A new academic study argues that state age-discrimination laws didn’t help and may even have hurt older workers during and after the Great Recession. According to one possible explanation offered in the paper, strong state laws made it hard for employers to discriminate against older workers in ordinary times, creating “pent-up demand” to ditch them when the recession hit.
That is a “conjecture,” not a proven fact, authors David Neumark and Patrick Button of the University of California at Irvine concede in the April 7 issue of the Federal Reserve Bank of San Francisco Economic Letter. Neumark has written extensively about unintended consequences of various government actions, arguing that raising the minimum wage makes it hard for unskilled workers to get jobs.
The truth is that it’s not even clear how much age discrimination older workers as a group suffered in the Great Recession. Neumark, an economics professor at Irvine, and Button, a Ph.D. candidate, point to data showing that the median duration of unemployment for older workers more than tripled during and after the recession, while the duration of joblessness only doubled for younger workers.
But one important statistic goes against the age-discrimination thesis.

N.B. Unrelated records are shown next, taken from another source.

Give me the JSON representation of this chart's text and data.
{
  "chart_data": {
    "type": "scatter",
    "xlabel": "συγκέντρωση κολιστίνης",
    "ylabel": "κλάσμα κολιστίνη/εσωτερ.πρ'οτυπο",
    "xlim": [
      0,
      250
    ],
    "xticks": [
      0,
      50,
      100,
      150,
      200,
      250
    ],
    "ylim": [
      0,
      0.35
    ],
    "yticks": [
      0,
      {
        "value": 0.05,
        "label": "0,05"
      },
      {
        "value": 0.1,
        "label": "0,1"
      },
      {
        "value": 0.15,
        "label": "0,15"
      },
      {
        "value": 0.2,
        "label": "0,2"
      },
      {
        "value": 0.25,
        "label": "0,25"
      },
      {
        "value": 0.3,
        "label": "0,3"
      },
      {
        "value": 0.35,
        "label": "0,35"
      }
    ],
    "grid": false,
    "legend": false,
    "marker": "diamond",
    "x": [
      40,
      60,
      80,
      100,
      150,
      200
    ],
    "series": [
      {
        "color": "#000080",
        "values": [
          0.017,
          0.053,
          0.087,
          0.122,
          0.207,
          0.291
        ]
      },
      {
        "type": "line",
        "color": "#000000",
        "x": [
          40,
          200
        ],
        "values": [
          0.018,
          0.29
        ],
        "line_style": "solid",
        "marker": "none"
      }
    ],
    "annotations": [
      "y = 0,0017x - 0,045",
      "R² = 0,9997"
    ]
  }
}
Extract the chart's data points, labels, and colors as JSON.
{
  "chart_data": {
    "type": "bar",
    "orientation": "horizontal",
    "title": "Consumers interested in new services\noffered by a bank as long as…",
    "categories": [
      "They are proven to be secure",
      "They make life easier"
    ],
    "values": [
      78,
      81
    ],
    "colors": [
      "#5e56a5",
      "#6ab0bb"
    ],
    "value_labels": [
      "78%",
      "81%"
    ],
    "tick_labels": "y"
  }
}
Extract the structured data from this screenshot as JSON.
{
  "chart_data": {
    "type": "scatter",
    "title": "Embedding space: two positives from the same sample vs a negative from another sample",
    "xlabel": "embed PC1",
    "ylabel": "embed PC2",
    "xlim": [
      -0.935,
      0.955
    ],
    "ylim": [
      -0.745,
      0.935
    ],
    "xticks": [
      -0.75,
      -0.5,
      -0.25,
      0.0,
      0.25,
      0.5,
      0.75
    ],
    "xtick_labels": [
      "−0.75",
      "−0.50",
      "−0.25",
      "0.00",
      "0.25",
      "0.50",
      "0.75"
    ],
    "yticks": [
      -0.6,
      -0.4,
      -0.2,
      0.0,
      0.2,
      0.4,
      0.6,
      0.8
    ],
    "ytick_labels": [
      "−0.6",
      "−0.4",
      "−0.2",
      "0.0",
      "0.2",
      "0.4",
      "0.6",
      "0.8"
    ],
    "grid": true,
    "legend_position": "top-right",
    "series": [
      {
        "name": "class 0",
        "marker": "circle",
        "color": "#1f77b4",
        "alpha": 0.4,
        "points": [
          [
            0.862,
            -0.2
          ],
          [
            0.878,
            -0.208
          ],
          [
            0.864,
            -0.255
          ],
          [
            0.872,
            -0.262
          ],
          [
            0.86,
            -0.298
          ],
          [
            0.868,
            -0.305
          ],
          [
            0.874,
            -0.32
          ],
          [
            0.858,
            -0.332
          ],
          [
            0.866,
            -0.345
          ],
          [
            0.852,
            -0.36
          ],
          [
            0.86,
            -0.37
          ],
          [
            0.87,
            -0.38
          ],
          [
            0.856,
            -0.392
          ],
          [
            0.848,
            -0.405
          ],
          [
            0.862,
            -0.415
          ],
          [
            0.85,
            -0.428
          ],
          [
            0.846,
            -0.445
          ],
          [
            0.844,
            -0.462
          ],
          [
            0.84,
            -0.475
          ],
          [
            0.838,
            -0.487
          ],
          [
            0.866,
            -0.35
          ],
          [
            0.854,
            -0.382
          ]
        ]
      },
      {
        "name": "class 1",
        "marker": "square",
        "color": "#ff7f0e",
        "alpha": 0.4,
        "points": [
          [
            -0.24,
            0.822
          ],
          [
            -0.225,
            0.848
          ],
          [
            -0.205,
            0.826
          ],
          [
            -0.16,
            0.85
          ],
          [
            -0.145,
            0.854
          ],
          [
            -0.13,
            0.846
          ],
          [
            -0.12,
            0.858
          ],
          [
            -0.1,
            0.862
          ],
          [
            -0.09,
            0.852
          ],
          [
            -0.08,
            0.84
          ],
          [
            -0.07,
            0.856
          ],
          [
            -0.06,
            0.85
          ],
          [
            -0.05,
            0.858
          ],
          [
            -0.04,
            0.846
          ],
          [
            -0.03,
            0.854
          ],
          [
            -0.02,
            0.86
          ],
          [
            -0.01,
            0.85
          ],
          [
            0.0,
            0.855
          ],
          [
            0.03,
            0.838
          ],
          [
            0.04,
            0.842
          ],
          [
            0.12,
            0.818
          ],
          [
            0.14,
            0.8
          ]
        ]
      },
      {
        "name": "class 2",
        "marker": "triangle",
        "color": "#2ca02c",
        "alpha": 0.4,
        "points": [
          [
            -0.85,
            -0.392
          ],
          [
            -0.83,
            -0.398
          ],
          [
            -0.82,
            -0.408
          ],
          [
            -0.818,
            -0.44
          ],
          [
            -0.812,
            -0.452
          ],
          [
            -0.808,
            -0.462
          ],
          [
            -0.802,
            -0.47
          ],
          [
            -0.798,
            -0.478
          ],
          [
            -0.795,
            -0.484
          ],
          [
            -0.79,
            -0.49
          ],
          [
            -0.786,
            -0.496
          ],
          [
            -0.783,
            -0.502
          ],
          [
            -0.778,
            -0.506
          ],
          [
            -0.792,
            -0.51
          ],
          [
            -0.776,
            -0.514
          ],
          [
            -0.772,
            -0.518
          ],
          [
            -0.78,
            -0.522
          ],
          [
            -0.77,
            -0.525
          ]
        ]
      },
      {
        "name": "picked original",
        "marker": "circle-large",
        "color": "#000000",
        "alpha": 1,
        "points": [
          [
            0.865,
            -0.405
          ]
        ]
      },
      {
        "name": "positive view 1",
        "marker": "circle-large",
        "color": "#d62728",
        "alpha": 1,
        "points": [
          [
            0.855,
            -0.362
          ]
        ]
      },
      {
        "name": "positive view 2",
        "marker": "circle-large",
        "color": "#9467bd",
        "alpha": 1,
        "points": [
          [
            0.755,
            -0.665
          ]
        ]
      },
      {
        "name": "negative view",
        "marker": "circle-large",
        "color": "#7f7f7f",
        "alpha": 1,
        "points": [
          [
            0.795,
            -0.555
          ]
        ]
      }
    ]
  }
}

According to Bureau of Labor Statistics data, older workers were the only ones whose employment increased between the beginning of the recession in December 2007 and the beginning of 2012. For men 55 and older, the increase was 13 percent. For women it was 14 percent. In contrast, employment fell 10 percent over the period for men and women aged 35 to 44. Where’s the age discrimination?
In an e-mail response, Neumark said “nothing in the paper really lets me” judge the overall level of age discrimination. He noted that the paper focused on the differences between states with strong and weak age-discrimination laws.
There are other mysteries. Daniel Hamermesh, a labor economist at the University of Texas, said in an interview that it’s puzzling that the Irvine results were different for men and women. According to the paper, men tended to stay unemployed longer if they lived in states with stronger remedies for age discrimination, but for women it was the opposite. That seems to weaken the idea that age-discrimination laws made a difference. “It would certainly be fair to raise this as an unanswered question,” Neumark wrote in an e-mail response.
Neumark and Button conclude that strong state laws do help older workers in normal times, but weren’t much protection in the Great Recession. The pent-up-demand conjecture is that “a sharp downturn gives employers cover to engage in age discrimination.” A second conjecture is that overall unemployment was so high in the recession that the legal system couldn’t sort out what part of it might have been due to discrimination. And a third conjecture is that when demand became weak and uncertain, employers “became especially wary of hiring older workers” in states with strong discrimination proscriptions for fear of being sued if they had to lay them off.
They conclude that age-discrimination laws could be modified to “make it harder [for employers] to appeal to changes in business conditions” as a defense. “In addition,” they write, “affirmative policies that would encourage hiring of older workers might be helpful.”